The novelty of ALMAS lies in the interdisciplinary synergy it creates:

  • by cross-fertilizing synchronic and diachronic approaches to the abovementioned languages.
  • by stimulating contacts between researchers from three different domains (epigraphists, general linguists and specialists of Arabic).
  • by developing complementarity between linguists from different schools and approaches. This kind of collaboration proved its efficiency in the course of the ANR project OmanSaM (ANR-13-BSH2-0001) where phonologists, syntactictians, phoneticians and Semitists shared a common fieldwork with beneficial impact for each discipline.

ALMAS will set a landmark in the domain by :

  • documenting the languages through fieldwork and create an open-access database, thus contributing to the protection and preservation of the world’s cultural heritage.
  • analyzing the data in order to reach an adequate understanding of the languages’ structures.
  • reevaluating the relationships between the languages (phylogenetic relatedness and/or language contact).
 1/10/2013-30/9/2017 : OmanSaM, Les langues sudarabiques modernes en Oman, ANR-13-BSH2-0001 Blanc

Partenaires : UMR7110 LLF puis UMR6310 LLING, USR3141 CEFAS, UMR7018 LPP

Le projet est consacré au mehri d’Oman et au jibbali, langues sudarabiques modernes (SaM, famille sémitique), parlées en Oman. Deux raisons le motivent : i) ces langues sont en danger : minoritaires, sans statut officiel, sous la pression de l’arabe, ii) elles sont sous-étudiées et, de ce fait, minorées en sémitique. Le projet a deux objectifs : 1. Documentation : actualisation et accroissement des données disponibles en mehri d’Oman et jibbali ; constitution de corpus électroniques systématiques, qui seront stockés, archivés et mis à la disposition des chercheurs ; 2. Analyse linguistique, centrée sur quatre points : phonétique / phonologie du larynx ; structure morphologique du système verbal ; détermination et modification du nom ; dialectologie, comparatisme.

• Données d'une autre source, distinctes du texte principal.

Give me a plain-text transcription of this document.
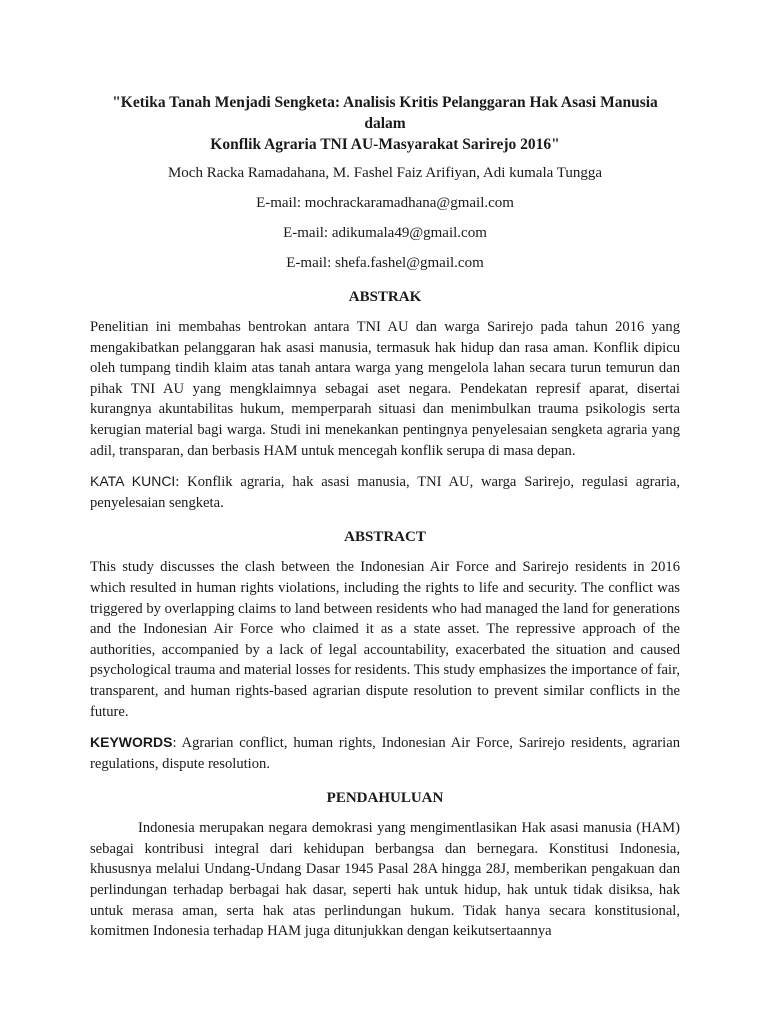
"Ketika Tanah Menjadi Sengketa: Analisis Kritis Pelanggaran Hak Asasi Manusia dalam
Konflik Agraria TNI AU-Masyarakat Sarirejo 2016"
Moch Racka Ramadahana, M. Fashel Faiz Arifiyan, Adi kumala Tungga
E-mail: mochrackaramadhana@gmail.com
E-mail: adikumala49@gmail.com
E-mail: shefa.fashel@gmail.com
ABSTRAK

Penelitian ini membahas bentrokan antara TNI AU dan warga Sarirejo pada tahun 2016 yang mengakibatkan pelanggaran hak asasi manusia, termasuk hak hidup dan rasa aman. Konflik dipicu oleh tumpang tindih klaim atas tanah antara warga yang mengelola lahan secara turun temurun dan pihak TNI AU yang mengklaimnya sebagai aset negara. Pendekatan represif aparat, disertai kurangnya akuntabilitas hukum, memperparah situasi dan menimbulkan trauma psikologis serta kerugian material bagi warga. Studi ini menekankan pentingnya penyelesaian sengketa agraria yang adil, transparan, dan berbasis HAM untuk mencegah konflik serupa di masa depan.

KATA KUNCI: Konflik agraria, hak asasi manusia, TNI AU, warga Sarirejo, regulasi agraria, penyelesaian sengketa.

ABSTRACT

This study discusses the clash between the Indonesian Air Force and Sarirejo residents in 2016 which resulted in human rights violations, including the rights to life and security. The conflict was triggered by overlapping claims to land between residents who had managed the land for generations and the Indonesian Air Force who claimed it as a state asset. The repressive approach of the authorities, accompanied by a lack of legal accountability, exacerbated the situation and caused psychological trauma and material losses for residents. This study emphasizes the importance of fair, transparent, and human rights-based agrarian dispute resolution to prevent similar conflicts in the future.

KEYWORDS: Agrarian conflict, human rights, Indonesian Air Force, Sarirejo residents, agrarian regulations, dispute resolution.

PENDAHULUAN

Indonesia merupakan negara demokrasi yang mengimentlasikan Hak asasi manusia (HAM) sebagai kontribusi integral dari kehidupan berbangsa dan bernegara. Konstitusi Indonesia, khususnya melalui Undang-Undang Dasar 1945 Pasal 28A hingga 28J, memberikan pengakuan dan perlindungan terhadap berbagai hak dasar, seperti hak untuk hidup, hak untuk tidak disiksa, hak untuk merasa aman, serta hak atas perlindungan hukum. Tidak hanya secara konstitusional, komitmen Indonesia terhadap HAM juga ditunjukkan dengan keikutsertaannya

Plus d’informations sur le site du projet : http://omansam.huma-num.fr/

Réseaux de recherche récents

Equipe de recherche sur les langues de la Corne de l'Afrique : ERLLAD

L’objectif de ce groupe de recherche est double. Il s’agit d’une part de proposer une description linguistique adéquate des langues parlées dans la Corne de l’Afrique, dont principalement le somali et l’afar, et d’autre part d’aborder des questions d’intérêt théorique général en phonétique, phonologie, morphologie et morphosyntaxe. Une des préoccupations de l’équipe concerne également la typologie et le contact des langues en raison de la situation sociolinguistique de Djibouti. La méthode adoptée repose sur une base empirique forte. Elle se fonde sur des corpus aussi larges que possible, voire exhaustifs, grâce au dépouillement systématique de la littérature et au recueil de données originales auprès de locuteurs natifs, sur le terrain à Djibouti ainsi qu’en France et dans d’autres pays européens. Les données collectées sont observées dans un cadre théorique cohérent, celui de la grammaire générative, et plus spécifiquement, selon les domaines abordés, dans les modèles CVCV, le programme minimaliste etc.